| name | eval-chat-traces |
| description | Systematically review AI chat traces to find failure patterns using error analysis methodology (inspired by Hamel Husain's evals framework). |
| metadata | {"author":"cascadian-gamers","version":"1.0"} |
Eval Chat Traces
Systematically review AI chat traces to find failure patterns using error analysis methodology (inspired by Hamel Husain's evals framework).
Input
Optional: time range (default: last 7 days), sample size (default: 30 traces).
Process
Phase 1: Pull Traces
- Query CloudWatch Logs Insights on
/aws/lambda/extralife-ai-engagement-agent for ChatQuery logs.
- Query for
ChatFeedback logs from /ecs/ExtraLifeWebAdmin.

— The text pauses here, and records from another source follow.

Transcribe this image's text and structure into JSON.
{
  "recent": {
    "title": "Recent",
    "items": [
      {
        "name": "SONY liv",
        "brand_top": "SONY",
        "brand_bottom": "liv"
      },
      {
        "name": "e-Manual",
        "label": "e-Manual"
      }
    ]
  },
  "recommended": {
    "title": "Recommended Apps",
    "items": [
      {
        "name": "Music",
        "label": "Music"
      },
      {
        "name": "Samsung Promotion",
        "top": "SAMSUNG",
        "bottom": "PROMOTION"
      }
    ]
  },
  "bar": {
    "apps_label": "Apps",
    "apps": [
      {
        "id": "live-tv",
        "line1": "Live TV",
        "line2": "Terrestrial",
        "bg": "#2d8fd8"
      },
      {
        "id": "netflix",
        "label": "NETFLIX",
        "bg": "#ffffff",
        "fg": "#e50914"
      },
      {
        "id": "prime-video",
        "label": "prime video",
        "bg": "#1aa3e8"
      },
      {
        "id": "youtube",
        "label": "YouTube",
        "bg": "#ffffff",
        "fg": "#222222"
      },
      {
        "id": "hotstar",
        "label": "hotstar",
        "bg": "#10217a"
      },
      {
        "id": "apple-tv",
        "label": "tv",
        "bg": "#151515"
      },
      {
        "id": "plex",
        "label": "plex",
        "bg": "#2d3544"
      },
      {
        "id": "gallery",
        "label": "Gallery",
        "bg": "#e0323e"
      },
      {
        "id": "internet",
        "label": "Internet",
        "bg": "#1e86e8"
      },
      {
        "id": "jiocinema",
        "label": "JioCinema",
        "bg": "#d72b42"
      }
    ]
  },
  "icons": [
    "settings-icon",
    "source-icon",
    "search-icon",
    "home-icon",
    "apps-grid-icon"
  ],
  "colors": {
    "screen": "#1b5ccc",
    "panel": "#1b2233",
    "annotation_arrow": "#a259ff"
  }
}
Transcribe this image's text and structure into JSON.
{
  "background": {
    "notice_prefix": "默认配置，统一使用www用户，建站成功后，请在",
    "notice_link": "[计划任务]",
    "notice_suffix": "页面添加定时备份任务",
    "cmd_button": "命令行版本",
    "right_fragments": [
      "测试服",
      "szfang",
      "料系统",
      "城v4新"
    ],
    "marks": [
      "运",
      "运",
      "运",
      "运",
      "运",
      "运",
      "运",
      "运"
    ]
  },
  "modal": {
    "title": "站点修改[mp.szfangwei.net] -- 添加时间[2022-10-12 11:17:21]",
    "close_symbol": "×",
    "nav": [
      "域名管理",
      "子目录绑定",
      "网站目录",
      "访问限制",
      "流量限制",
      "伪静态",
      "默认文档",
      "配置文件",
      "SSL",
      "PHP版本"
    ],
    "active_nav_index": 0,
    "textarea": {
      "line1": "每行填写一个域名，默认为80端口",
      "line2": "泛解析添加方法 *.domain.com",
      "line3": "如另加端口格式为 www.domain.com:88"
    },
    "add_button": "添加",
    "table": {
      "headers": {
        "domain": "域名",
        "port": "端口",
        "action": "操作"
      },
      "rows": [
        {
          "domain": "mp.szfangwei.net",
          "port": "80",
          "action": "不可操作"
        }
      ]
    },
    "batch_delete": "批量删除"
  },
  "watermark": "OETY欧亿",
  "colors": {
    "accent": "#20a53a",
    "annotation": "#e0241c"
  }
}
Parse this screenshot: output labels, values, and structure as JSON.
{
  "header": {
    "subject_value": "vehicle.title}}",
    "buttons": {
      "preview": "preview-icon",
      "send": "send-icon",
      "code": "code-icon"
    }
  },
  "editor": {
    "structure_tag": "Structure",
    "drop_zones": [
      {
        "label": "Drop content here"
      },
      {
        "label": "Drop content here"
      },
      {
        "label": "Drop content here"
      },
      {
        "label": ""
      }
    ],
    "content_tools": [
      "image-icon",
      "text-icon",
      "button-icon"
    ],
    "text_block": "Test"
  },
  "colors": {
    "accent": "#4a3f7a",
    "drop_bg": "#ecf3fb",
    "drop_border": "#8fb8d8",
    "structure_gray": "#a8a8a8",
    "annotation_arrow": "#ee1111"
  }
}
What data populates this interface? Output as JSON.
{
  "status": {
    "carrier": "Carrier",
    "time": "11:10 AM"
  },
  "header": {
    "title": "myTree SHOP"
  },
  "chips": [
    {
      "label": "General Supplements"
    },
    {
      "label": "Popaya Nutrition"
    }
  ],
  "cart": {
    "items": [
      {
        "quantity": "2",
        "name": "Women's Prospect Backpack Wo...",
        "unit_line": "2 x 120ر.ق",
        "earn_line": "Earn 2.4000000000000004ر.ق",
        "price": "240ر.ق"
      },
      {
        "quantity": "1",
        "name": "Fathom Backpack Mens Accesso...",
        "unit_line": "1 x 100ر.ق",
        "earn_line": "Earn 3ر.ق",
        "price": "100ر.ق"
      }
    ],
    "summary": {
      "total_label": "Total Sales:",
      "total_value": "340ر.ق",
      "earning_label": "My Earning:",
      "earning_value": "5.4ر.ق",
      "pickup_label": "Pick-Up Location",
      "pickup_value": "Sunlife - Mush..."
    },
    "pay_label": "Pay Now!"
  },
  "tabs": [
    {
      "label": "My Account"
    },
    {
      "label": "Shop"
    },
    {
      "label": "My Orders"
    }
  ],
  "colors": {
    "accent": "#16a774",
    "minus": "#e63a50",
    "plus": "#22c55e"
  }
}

- Prioritize: negative feedback traces first, then outliers (response_time_ms > P90, empty tools_invoked, error responses), then random sample to fill remaining.
- For Athena deep dives:
SELECT * FROM extralife_chat_logs.chat_logs WHERE ...
Phase 2: Present Traces for Review
Present traces in a structured table for efficient binary judgment:
| # | Query (truncated) | Tools | Time | Len | Feedback | Verdict? |
|---|-------------------|-------|------|-----|----------|----------|
| 1 | "Any errors today?" | keeper_check | 24s | 1245 | 👎 | _____ |
Prioritize presentation order:
- Negative feedback traces (pre-labeled failures) — review first
- Outliers: response_time > 25s, empty tools_invoked, response_length < 200
- Random sample to fill remaining
Group by pattern before asking for judgment:
- Guardrail queries (blocked correctly? → likely auto-PASS)
- Data queries (tool routed correctly? → needs judgment)
- System health queries (accurate? → needs judgment)
- Trivial/test queries (auto-PASS)
Offer: "I've pre-grouped these. Want to auto-PASS the guardrails and trivials, then focus judgment on the data and health queries?"
Ask The Brougham 22 for a binary Pass/Fail judgment on each trace, plus open-ended notes on what went wrong (if fail). Don't use Likert scales — binary forces clear thinking.
Phase 3: Axial Coding
After reviewing all traces:
- Group the failure notes into categories (e.g., "wrong agent routed", "stale data", "hallucinated participant", "slow response").
- Count failures per category.
- Present a failure taxonomy table sorted by frequency.
Phase 4: Report
Output a summary:
| Failure Mode | Count | Example | Suggested Fix |
|-------------|-------|---------|---------------|
| ... | ... | ... | ... |
- Total traces reviewed
- Pass/fail ratio
- Top 3 failure modes with suggested fixes
- Recommendation: which failures warrant automated evals vs. prompt fixes
Rules
- Binary pass/fail only — no 1-5 scales.
- Surface negative feedback traces first — they're pre-labeled failures.
- Focus on the first failure in each trace, not downstream cascades.
- Don't build automated evals for issues you can fix with a prompt change — fix the prompt first.
- Re-run every 2-4 weeks or after significant agent changes.
- Refer to the user as "The Brougham 22".